According to McKinsey's latest research, professional services leads all sectors in generative AI adoption—up from 33% in 2023 to 71% in 2024. AI consulting is expected to account for 40% of revenue by 2026.
The narrative writes itself: AI will transform how services firms operate. Junior work gets automated. Insights get generated at scale. The firms that embrace AI win; the laggards lose.
There's just one problem: it's not working out that way.
The Messy Reality
Talk to services leaders implementing AI and you'll hear a different story. Yes, tools like ChatGPT and Copilot are everywhere. Yes, analysts are generating first drafts faster. But the operational problems persist.
Why? Because AI amplifies whatever system it's deployed into. If your service definitions are vague, AI generates vague outputs faster. If your pricing is arbitrary, AI makes arbitrary pricing at scale. If delivery knowledge lives in people's heads, AI can't access it.
"You can't automate chaos. You can only automate structure—and most services firms don't have any."
The Structure Problem
Most professional services firms have never formalized the basics:
- What exactly do we sell? — Not the marketing description. The actual service components, inputs, outputs, and dependencies.
- How do we price it? — Not "it depends on the deal." The logic that connects scope to price to margin.
- What did we learn? — Not individual memories. Captured patterns from past engagements that inform future ones.
Without these foundations, AI has nothing solid to build on. It's reading unstructured text, generating plausible-sounding outputs, and hoping humans catch the mistakes.
The Obelisk Is Coming
Harvard Business Review recently described how AI is creating a "leaner consulting model"—the obelisk. Junior analyst work gets automated. The pyramid flattens. Fewer people do more work.
This is real, and it's happening. But here's what the articles miss: the firms that successfully make this transition aren't just adopting AI tools. They're restructuring how work flows through the organization.
When you have:
- Encoded service definitions that AI can read and reason about
- Structured data from past engagements for AI to learn from
- Clear handoffs between stages where AI can assist vs. where humans decide
Then AI becomes genuinely useful. Not as a replacement for human judgment, but as a force multiplier for it.
Human-First AI
There's a reason we call our approach "human-first AI." It's not marketing. It's a design principle.
AI in Servantium operates under constraint. It reads structured operational data, not free-form text. It surfaces patterns that exist in your encoded practice. It recommends actions grounded in your firm's actual history.
No hallucinated scope. No invented context. No synthetic confidence.
The goal isn't to replace the expert judgment that makes services valuable. It's to give that judgment better inputs, faster.

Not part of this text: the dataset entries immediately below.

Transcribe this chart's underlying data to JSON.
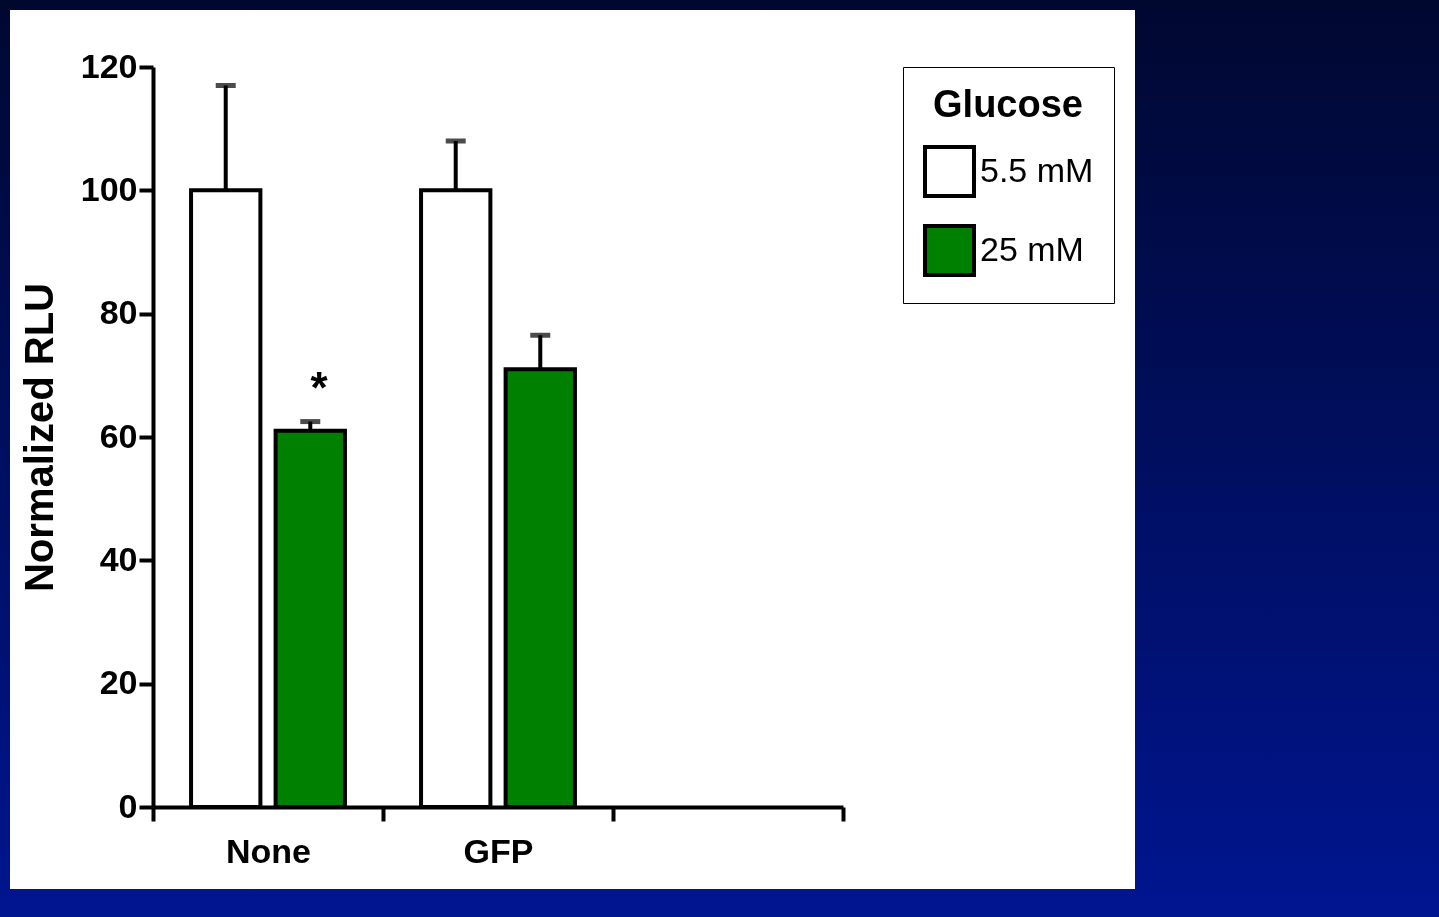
{
  "chart_data": {
    "type": "bar",
    "ylabel": "Normalized RLU",
    "legend_title": "Glucose",
    "categories": [
      "None",
      "GFP",
      null
    ],
    "series": [
      {
        "name": "5.5 mM",
        "color": "#ffffff",
        "values": [
          100,
          100,
          null
        ],
        "errors": [
          [
            100,
            117
          ],
          [
            100,
            108
          ],
          null
        ]
      },
      {
        "name": "25 mM",
        "color": "#008000",
        "values": [
          61,
          71,
          null
        ],
        "errors": [
          [
            61,
            62.5
          ],
          [
            71,
            76.5
          ],
          null
        ]
      }
    ],
    "ylim": [
      0,
      120
    ],
    "yticks": [
      0,
      20,
      40,
      60,
      80,
      100,
      120
    ],
    "grid": false,
    "legend": "top right",
    "annotations": [
      "*"
    ]
  }
}
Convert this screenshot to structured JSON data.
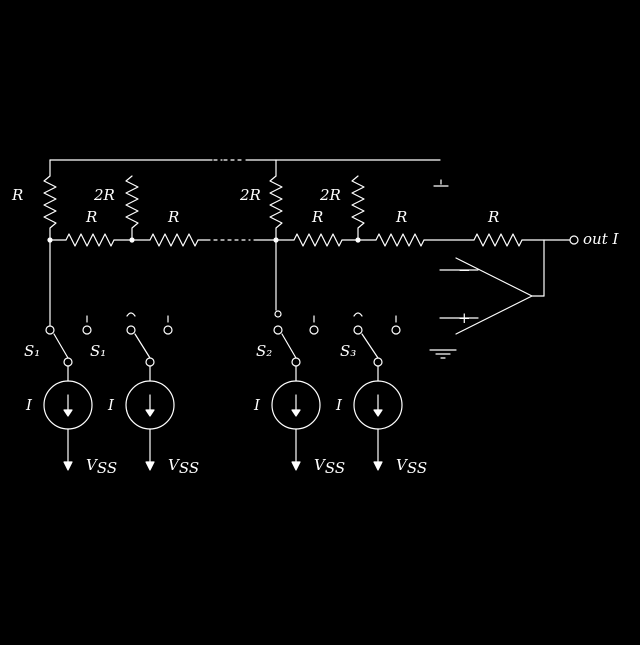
{
  "colors": {
    "background": "#000000",
    "stroke": "#ffffff"
  },
  "labels": {
    "r_rung_left": "R",
    "r_series_1": "R",
    "two_r_1": "2R",
    "r_series_2": "R",
    "two_r_mid": "2R",
    "r_series_3": "R",
    "two_r_3": "2R",
    "r_series_4": "R",
    "r_feedback": "R",
    "output": "out I",
    "switch_1": "S₁",
    "switch_2": "S₁",
    "switch_3": "S₂",
    "switch_4": "S₃",
    "current_1": "I",
    "current_2": "I",
    "current_3": "I",
    "current_4": "I",
    "vss_1": "V",
    "vss_1_sub": "SS",
    "vss_2": "V",
    "vss_2_sub": "SS",
    "vss_3": "V",
    "vss_3_sub": "SS",
    "vss_4": "V",
    "vss_4_sub": "SS",
    "opamp_minus": "−",
    "opamp_plus": "+"
  }
}
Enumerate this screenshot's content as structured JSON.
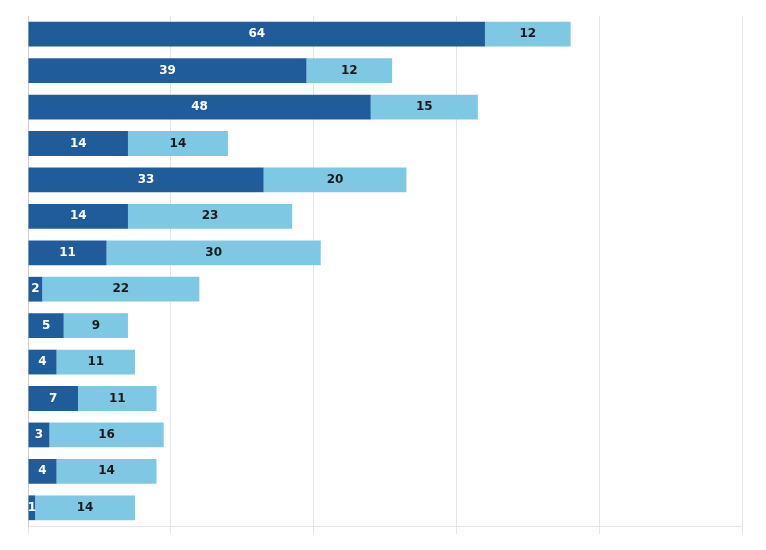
{
  "chart_data": {
    "type": "bar",
    "orientation": "horizontal",
    "stacked": true,
    "data_labels": true,
    "tick_labels": false,
    "grid": true,
    "categories": [
      null,
      null,
      null,
      null,
      null,
      null,
      null,
      null,
      null,
      null,
      null,
      null,
      null,
      null
    ],
    "series": [
      {
        "color": "#1F5C99",
        "values": [
          64,
          39,
          48,
          14,
          33,
          14,
          11,
          2,
          5,
          4,
          7,
          3,
          4,
          1
        ]
      },
      {
        "color": "#7EC8E3",
        "values": [
          12,
          12,
          15,
          14,
          20,
          23,
          30,
          22,
          9,
          11,
          11,
          16,
          14,
          14
        ]
      }
    ],
    "xlim": [
      0,
      100
    ],
    "xticks": [
      0,
      20,
      40,
      60,
      80,
      100
    ]
  }
}
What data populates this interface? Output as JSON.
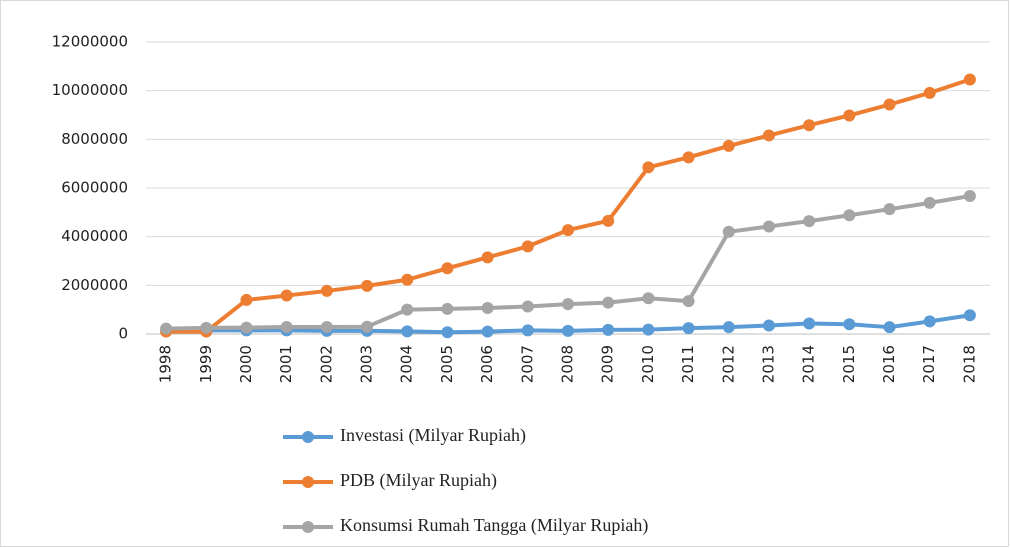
{
  "chart_data": {
    "type": "line",
    "categories": [
      "1998",
      "1999",
      "2000",
      "2001",
      "2002",
      "2003",
      "2004",
      "2005",
      "2006",
      "2007",
      "2008",
      "2009",
      "2010",
      "2011",
      "2012",
      "2013",
      "2014",
      "2015",
      "2016",
      "2017",
      "2018"
    ],
    "series": [
      {
        "name": "Investasi (Milyar Rupiah)",
        "color": "#5b9bd5",
        "values": [
          150000,
          150000,
          150000,
          150000,
          130000,
          130000,
          110000,
          70000,
          100000,
          150000,
          130000,
          170000,
          180000,
          240000,
          280000,
          350000,
          430000,
          400000,
          280000,
          520000,
          770000
        ]
      },
      {
        "name": "PDB (Milyar Rupiah)",
        "color": "#ed7d31",
        "values": [
          100000,
          100000,
          1400000,
          1580000,
          1770000,
          1980000,
          2230000,
          2700000,
          3150000,
          3600000,
          4270000,
          4650000,
          6850000,
          7260000,
          7730000,
          8160000,
          8580000,
          8980000,
          9430000,
          9910000,
          10460000
        ]
      },
      {
        "name": "Konsumsi Rumah Tangga (Milyar Rupiah)",
        "color": "#a5a5a5",
        "values": [
          220000,
          250000,
          260000,
          290000,
          290000,
          300000,
          1000000,
          1030000,
          1070000,
          1130000,
          1230000,
          1290000,
          1470000,
          1350000,
          4200000,
          4420000,
          4640000,
          4880000,
          5130000,
          5390000,
          5670000
        ]
      }
    ],
    "ylim": [
      0,
      12000000
    ],
    "yticks": [
      0,
      2000000,
      4000000,
      6000000,
      8000000,
      10000000,
      12000000
    ],
    "grid": true,
    "legend": "bottom"
  }
}
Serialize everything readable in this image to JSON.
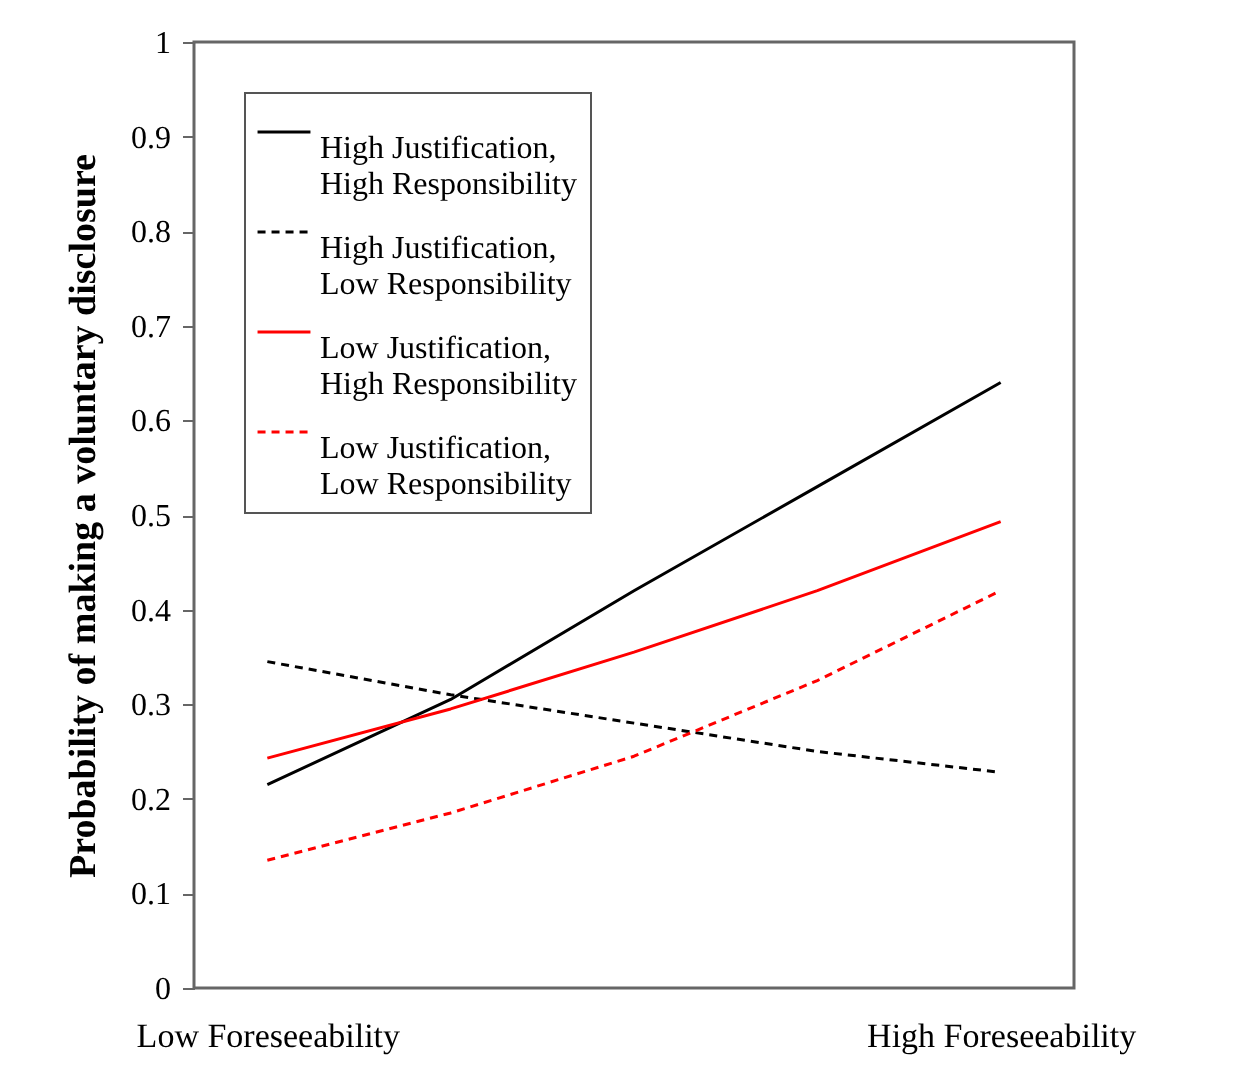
{
  "chart_data": {
    "type": "line",
    "ylabel": "Probability of making a voluntary disclosure",
    "categories": [
      "Low Foreseeability",
      null,
      null,
      null,
      "High Foreseeability"
    ],
    "ylim": [
      0,
      1
    ],
    "yticks": [
      0,
      0.1,
      0.2,
      0.3,
      0.4,
      0.5,
      0.6,
      0.7,
      0.8,
      0.9,
      1
    ],
    "grid": false,
    "legend": "top left",
    "marker": "none",
    "series": [
      {
        "name": "High Justification, High Responsibility",
        "color": "#000000",
        "line_style": "solid",
        "values": [
          0.215,
          0.305,
          0.42,
          0.53,
          0.64
        ]
      },
      {
        "name": "High Justification, Low Responsibility",
        "color": "#000000",
        "line_style": "dashed",
        "values": [
          0.345,
          0.31,
          0.28,
          0.25,
          0.228
        ]
      },
      {
        "name": "Low Justification, High Responsibility",
        "color": "#ff0000",
        "line_style": "solid",
        "values": [
          0.243,
          0.295,
          0.355,
          0.42,
          0.493
        ]
      },
      {
        "name": "Low Justification, Low Responsibility",
        "color": "#ff0000",
        "line_style": "dashed",
        "values": [
          0.135,
          0.185,
          0.245,
          0.325,
          0.42
        ]
      }
    ]
  }
}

The Right Order of Operations
Here's what we've learned building Servantium and working with services firms:
1. Structure First
Before you can use AI effectively, you need to encode what you actually do. Service definitions. Pricing logic. Delivery patterns. This isn't AI work—it's the unglamorous work of building operational foundations.
2. Data Second
Once you have structure, you can start capturing data that means something. Actuals vs. estimates. Delivery outcomes. Client feedback. This becomes the learning loop that makes AI useful.
3. AI Third
With structure and data in place, AI can actually help. Pattern recognition. Anomaly detection. Intelligent suggestions. But it's earning its place based on your reality, not generating plausible fiction.
Structure before automation
See how Servantium builds the operational foundation that makes AI genuinely useful.
The Opportunity
The services firms that will win in the next decade aren't the ones that adopt AI fastest. They're the ones that build the operational infrastructure AI needs to be useful.
Right now, that infrastructure barely exists. Most firms are trying to layer AI on top of spreadsheets and tribal knowledge. It's not working.
The firms that invest in structure now—while competitors chase AI hype—will have a compounding advantage. Their AI will actually work because it has something real to work with.
AI is a suit of armor for services teams, not a replacement for them. But armor only works if you build the body underneath.